Am Ende des 200-seitigen Berichtes der Fürstenfeldbrucker Polizeistudenten steht der Name ihres Hauptverdächtigen. Verraten dürfen sie ihn leider nicht. Denn auch ihnen war es nicht möglich, ihre These hundertprozentig zu beweisen. Auch Vermutungen wollen sie nicht äußern. Denn Menschen nach einer so langen Zeit zu beschuldigen, wäre unprofessionell und den Nachkommen gegenüber unfair.

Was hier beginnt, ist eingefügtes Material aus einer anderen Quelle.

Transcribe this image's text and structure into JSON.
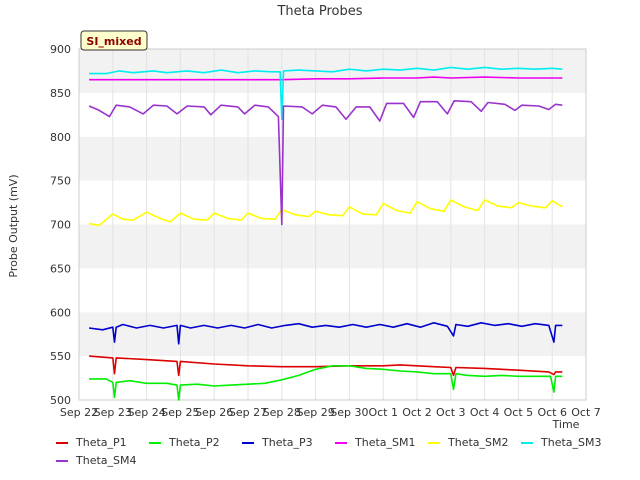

Offiziell abgeschlossen ist der Fall schon lange. Doch beschäftigen die mysteriösen Morde heute nicht nur Hobbyermittler, sondern auch Drehbuch-, Theater- und Buchautoren, die in der grausamen Tat viel Stoff für Gruselgeschichten entdecken. Sogar touristisch wurde der Sechsfachmord von Hinterkaifeck ausgeschlachtet. Eine Gästeführerin aus Waidhofen bot nächtliche Wanderungen zum Tatort an, die feierlich mit einem Vier-Gänge-Menü eingeleitet wurden.